There are at least 33 lawsuits challenging the pauses. In one preliminary injunction, a federal judge in Northern California ordered USCIS to decide by May 18 on applications from 31 Iranian citizens and one Sudanese citizen waiting on work authorizations. In that order, Judge Susan van Keulen noted government lawyers were making inconsistent arguments — both that USCIS has a duty to timely decide applications and that holds are indefinite.
Legal advocates warn that indefinite holds can cause people’s legal status to lapse entirely, exposing them to detention and deportation. Some applicants are preparing for worst-case scenarios: selling homes, splitting up families, returning to their home countries, or trying to extend student status to remain lawful while they wait.
U.S. citizens affected
U.S. citizens also suffer fallout when their foreign-born spouses’ petitions are frozen. Isaac Narvaez Gomez, a U.S. citizen from Venezuela, said paperwork to make his wife a permanent resident was put on hold; even after some holds lifted, interconnected forms remain stalled. The couple has been unable to fully start life together — from joint bank accounts to adding her to health insurance. “It’s been approximately five months and we have gotten no result,” he said.
Others with complex national histories say they and their families are caught out by a policy that sometimes fails to account for dual nationals, minorities persecuted at home, or people with long ties to the U.S. An assistant professor in North Carolina who was born in Iran, holds Canadian citizenship, and has lived in and out of the U.S. for more than a decade, said he and his wife face a green-card stop despite contributing to American higher education.
Broader enforcement shifts
Lawyers and advocates say the pause is part of a broader pivot under DHS toward interior enforcement and re-review of previously approved applications. In the past year, the department has pursued policies to strip permission to be in the U.S., re-examine approvals, and slow naturalizations — steps that increase the risk of deportation for people already inside the country.
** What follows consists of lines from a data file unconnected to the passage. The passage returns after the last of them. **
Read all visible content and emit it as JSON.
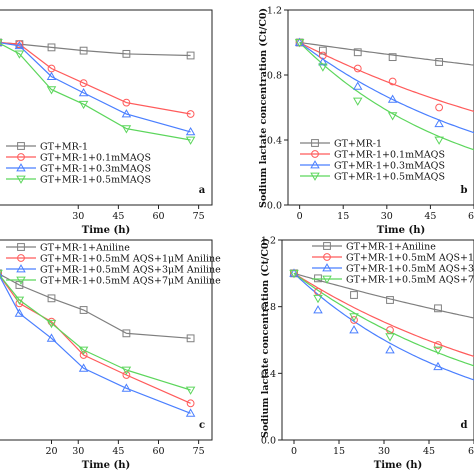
{
  "chart_data": [
    {
      "type": "line",
      "panel_label": "a",
      "xlabel": "Time (h)",
      "ylabel": "",
      "xlim": [
        0,
        80
      ],
      "ylim": [
        0,
        1.2
      ],
      "xticks": [
        "30",
        "45",
        "60",
        "75"
      ],
      "yticks": [],
      "x": [
        0,
        8,
        20,
        32,
        48,
        72
      ],
      "legend_position": "lower-left",
      "series": [
        {
          "name": "GT+MR-1",
          "color": "#7f7f7f",
          "marker": "square",
          "values": [
            1.0,
            0.99,
            0.97,
            0.95,
            0.93,
            0.92
          ]
        },
        {
          "name": "GT+MR-1+0.1mMAQS",
          "color": "#ff5b5b",
          "marker": "circle",
          "values": [
            1.0,
            0.99,
            0.84,
            0.75,
            0.63,
            0.56
          ]
        },
        {
          "name": "GT+MR-1+0.3mMAQS",
          "color": "#4a7fff",
          "marker": "triangle-up",
          "values": [
            1.0,
            0.98,
            0.79,
            0.69,
            0.56,
            0.45
          ]
        },
        {
          "name": "GT+MR-1+0.5mMAQS",
          "color": "#5cd65c",
          "marker": "triangle-down",
          "values": [
            1.0,
            0.93,
            0.71,
            0.62,
            0.47,
            0.4
          ]
        }
      ]
    },
    {
      "type": "line",
      "panel_label": "b",
      "xlabel": "Time (h)",
      "ylabel": "Sodium lactate concentration (Ct/C0)",
      "xlim": [
        -4,
        60
      ],
      "ylim": [
        0,
        1.2
      ],
      "xticks": [
        "0",
        "15",
        "30",
        "45",
        "60"
      ],
      "yticks": [
        "0.0",
        "0.4",
        "0.8",
        "1.2"
      ],
      "x": [
        0,
        8,
        20,
        32,
        48
      ],
      "legend_position": "lower-left",
      "series": [
        {
          "name": "GT+MR-1",
          "color": "#7f7f7f",
          "marker": "square",
          "values": [
            1.0,
            0.95,
            0.94,
            0.91,
            0.88
          ]
        },
        {
          "name": "GT+MR-1+0.1mMAQS",
          "color": "#ff5b5b",
          "marker": "circle",
          "values": [
            1.0,
            0.92,
            0.84,
            0.76,
            0.6
          ]
        },
        {
          "name": "GT+MR-1+0.3mMAQS",
          "color": "#4a7fff",
          "marker": "triangle-up",
          "values": [
            1.0,
            0.88,
            0.73,
            0.65,
            0.5
          ]
        },
        {
          "name": "GT+MR-1+0.5mMAQS",
          "color": "#5cd65c",
          "marker": "triangle-down",
          "values": [
            1.0,
            0.85,
            0.64,
            0.55,
            0.4
          ]
        }
      ],
      "fit_curves": [
        {
          "color": "#7f7f7f",
          "rate": 0.0025
        },
        {
          "color": "#ff5b5b",
          "rate": 0.0092
        },
        {
          "color": "#4a7fff",
          "rate": 0.0135
        },
        {
          "color": "#5cd65c",
          "rate": 0.018
        }
      ]
    },
    {
      "type": "line",
      "panel_label": "c",
      "xlabel": "Time (h)",
      "ylabel": "",
      "xlim": [
        0,
        80
      ],
      "ylim": [
        0,
        1.2
      ],
      "xticks": [
        "20",
        "30",
        "45",
        "60",
        "75"
      ],
      "yticks": [],
      "x": [
        0,
        8,
        20,
        32,
        48,
        72
      ],
      "legend_position": "top-left",
      "series": [
        {
          "name": "GT+MR-1+Aniline",
          "color": "#7f7f7f",
          "marker": "square",
          "values": [
            1.0,
            0.93,
            0.85,
            0.78,
            0.64,
            0.61
          ]
        },
        {
          "name": "GT+MR-1+0.5mM AQS+1μM Aniline",
          "color": "#ff5b5b",
          "marker": "circle",
          "values": [
            1.0,
            0.82,
            0.71,
            0.51,
            0.39,
            0.22
          ]
        },
        {
          "name": "GT+MR-1+0.5mM AQS+3μM Aniline",
          "color": "#4a7fff",
          "marker": "triangle-up",
          "values": [
            1.0,
            0.76,
            0.61,
            0.43,
            0.31,
            0.16
          ]
        },
        {
          "name": "GT+MR-1+0.5mM AQS+7μM Aniline",
          "color": "#5cd65c",
          "marker": "triangle-down",
          "values": [
            1.0,
            0.84,
            0.7,
            0.54,
            0.42,
            0.3
          ]
        }
      ]
    },
    {
      "type": "line",
      "panel_label": "d",
      "xlabel": "Time (h)",
      "ylabel": "Sodium lactate concentration (Ct/C0)",
      "xlim": [
        -4,
        60
      ],
      "ylim": [
        0,
        1.2
      ],
      "xticks": [
        "0",
        "15",
        "30",
        "45",
        "60"
      ],
      "yticks": [
        "0.0",
        "0.4",
        "0.8",
        "1.2"
      ],
      "x": [
        0,
        8,
        20,
        32,
        48
      ],
      "legend_position": "top-right",
      "series": [
        {
          "name": "GT+MR-1+Aniline",
          "color": "#7f7f7f",
          "marker": "square",
          "values": [
            1.0,
            0.97,
            0.87,
            0.84,
            0.79
          ]
        },
        {
          "name": "GT+MR-1+0.5mM AQS+1μM Aniline",
          "color": "#ff5b5b",
          "marker": "circle",
          "values": [
            1.0,
            0.89,
            0.72,
            0.66,
            0.57
          ]
        },
        {
          "name": "GT+MR-1+0.5mM AQS+3μM Aniline",
          "color": "#4a7fff",
          "marker": "triangle-up",
          "values": [
            1.0,
            0.78,
            0.66,
            0.54,
            0.44
          ]
        },
        {
          "name": "GT+MR-1+0.5mM AQS+7μM Aniline",
          "color": "#5cd65c",
          "marker": "triangle-down",
          "values": [
            1.0,
            0.85,
            0.74,
            0.62,
            0.54
          ]
        }
      ],
      "fit_curves": [
        {
          "color": "#7f7f7f",
          "rate": 0.0052
        },
        {
          "color": "#ff5b5b",
          "rate": 0.0115
        },
        {
          "color": "#4a7fff",
          "rate": 0.017
        },
        {
          "color": "#5cd65c",
          "rate": 0.0135
        }
      ]
    }
  ]
}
Zachary New said he counsels clients to preserve savings and consider contingency plans. He’s advised some to pursue additional degrees to extend student visas and counseled others about family separation. “These are all people who are trying to do things the right way. So by suddenly not having an option for doing things the right way, folks are kind of panicking,” he said. “People are losing jobs. People are losing placement and medical residency. People are losing status. And those things are not something that just goes away by processing starting again.”
Outlook
The pause remains legally contested and administratively shifting. DHS and USCIS assert the measures are temporary and necessary for enhanced vetting; opponents argue the holds are indefinite in practice and cause immediate, severe harm to individuals and employers. With millions of pending applications in the system, the consequences of the pause reach far beyond those born in the designated countries — touching families, employers, universities and communities across the United States.